Paul Schrader, scénariste de la Palme d’or de 1976, Taxi Driver de Martin Scorsese, n’avait pas présenté de film en compétition cannoise depuis Patty Hearst en 1988. Oh, Canada, adaptation de Foregone du regretté Russell Banks, dont un autre roman, The Sweet Hereafter, avait valu au Canadien Atom Egoyan le Grand Prix du public à Cannes en 1997, raconte l’histoire d’un célèbre documentariste montréalais, Leonard Fife, qui livre avant de mourir une entrevue bilan à deux de ses anciens étudiants.

Fife (Richard Gere, que Schrader a dirigé dans American Gigolo en 1980) tient à ce que sa femme et productrice depuis 30 ans (Uma Thurman), qui est elle-même une de ses anciennes étudiantes, assiste à ses ultimes confidences, alors qu’il se replonge dans les souvenirs douloureux de son exil des États-Unis en 1968.

Est-il, comme le veut la légende, un héroïque objecteur de conscience qui a fui son pays natal afin de ne pas être envoyé au front au Viêtnam ? Ou a-t-il des motifs moins nobles à se faire pardonner afin d’avoir la conscience tranquille ?

Plus conventionnel que le plus récent succès critique de Schrader, First Reformed (2017), Oh, Canada met en vedette Jacob Elordi (Priscilla de Sofia Coppola) dans le rôle de Fife jeune, Gere dans le rôle de Fife vieux (ainsi que Caroline Dhavernas dans le rôle de son infirmière québécoise).

Bercée par les chansons du groupe rock Phosphorescent, Oh, Canada est une œuvre intrigante qui peine à atteindre son plein potentiel en n’évitant pas les maladresses.

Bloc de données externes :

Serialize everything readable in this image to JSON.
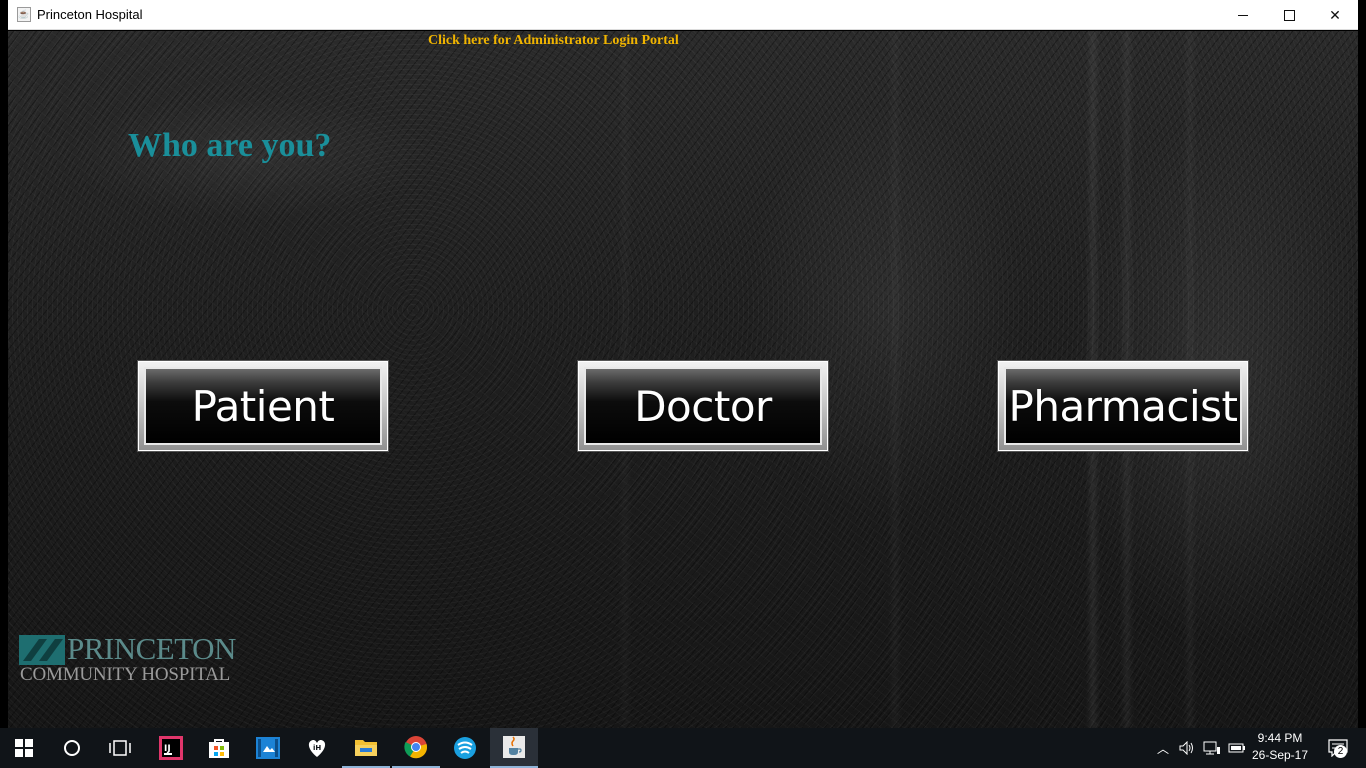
{
  "window": {
    "title": "Princeton Hospital",
    "app_icon": "java-cup-icon",
    "controls": [
      "minimize-icon",
      "maximize-icon",
      "close-icon"
    ]
  },
  "content": {
    "admin_link": "Click here for Administrator Login Portal",
    "heading": "Who are you?",
    "roles": {
      "patient": "Patient",
      "doctor": "Doctor",
      "pharmacist": "Pharmacist"
    },
    "logo": {
      "line1": "PRINCETON",
      "line2": "COMMUNITY HOSPITAL"
    }
  },
  "colors": {
    "admin_link": "#f0b400",
    "heading": "#1a8f9a",
    "logo_primary": "#5b8a8a",
    "taskbar": "#101418"
  },
  "taskbar": {
    "pinned": [
      "start-icon",
      "cortana-icon",
      "task-view-icon",
      "intellij-icon",
      "store-icon",
      "photos-icon",
      "iheartradio-icon",
      "file-explorer-icon",
      "chrome-icon",
      "zune-icon",
      "java-icon"
    ],
    "tray_icons": [
      "chevron-up-icon",
      "volume-icon",
      "network-icon",
      "battery-icon"
    ],
    "clock": {
      "time": "9:44 PM",
      "date": "26-Sep-17"
    },
    "notification_count": "2"
  }
}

Elordi et Gere partagent parfois le même rôle dans une même scène, à la même époque ; les principaux acteurs jouent aussi leurs personnages âgés de 30 ans de moins. C’est bizarre et déstabilisant, malgré les séquences en noir et blanc qui adoucissent les traits.

Il y a des limites à ce que l’on peut mettre sur le compte d’une convention ou de souvenirs flous d’un mourant qui n’a plus les idées claires. Oh, Canada, malheureusement, ne tient pas toutes ses promesses.

Lanthimos sans longueurs… et sans rires

Yorgos Lanthimos a remporté le Lion d’or de la plus récente Mostra de Venise grâce à Poor Things, qui a valu à Emma Stone l’Oscar de la meilleure actrice. Moins d’un an plus tard, il refait équipe avec la comédienne américaine et Willem Dafoe pour Kinds of Kindness, présenté en compétition vendredi. Comédie noire, Kinds of Kindness est un film à sketchs qui se décline en trois chapitres, autant de contes cruels, toujours interprétés par la même troupe – Margaret Qualley, Jesse Plemons, Hong Chau et Joe Alwyn s’ajoutent à la distribution.

Dans le premier récit, un homme tente de reprendre le contrôle de sa propre vie, à la merci d’un gourou qui lui dicte sa conduite du matin au soir – du whisky qu’il doit prendre après le travail au roman (de Tolstoï) qu’il doit lire, en passant par la fréquence de ses relations sexuelles et son droit d’avoir des enfants. Le deuxième chapitre raconte l’histoire d’un policier paranoïaque dont la femme est disparue en mer, et le troisième, le destin d’une mère qui a quitté mari et enfant pour une secte, qui cherche à trouver une jeune femme destinée à devenir une chef spirituelle prodigieuse.

Prix Un certain regard en 2010 pour le sordide Dogtooth, Prix du jury à Cannes pour l’hilarant The Lobster (2015) et Prix du scénario pour l’inquiétant The Killing of a Sacred Deer (2017), Yorgos Lanthimos s’intéresse de nouveau avec son esprit tordu à la notion de dépossession du libre arbitre. On y retrouve l’humour cynique habituel du cinéaste de The Favourite, mais à plus petites doses.

Pour une rare fois, je n’ai pas trouvé qu’un film de Lanthimos souffrait de longueurs (malgré une durée de 2 heures 45 minutes), mais Kinds of Kindness est moins percutant que ses plus récentes propositions. Les films à sketchs sont inévitablement inégaux. Le premier chapitre est plus réussi que les deux suivants. On ne lui prédit pas de Palme d’or, mais du succès auprès de ses nombreux admirateurs, dont je suis.

Les frais d’hébergement pour ce reportage ont été payés par le Festival de Cannes, qui n’a eu aucun droit de regard sur celui-ci.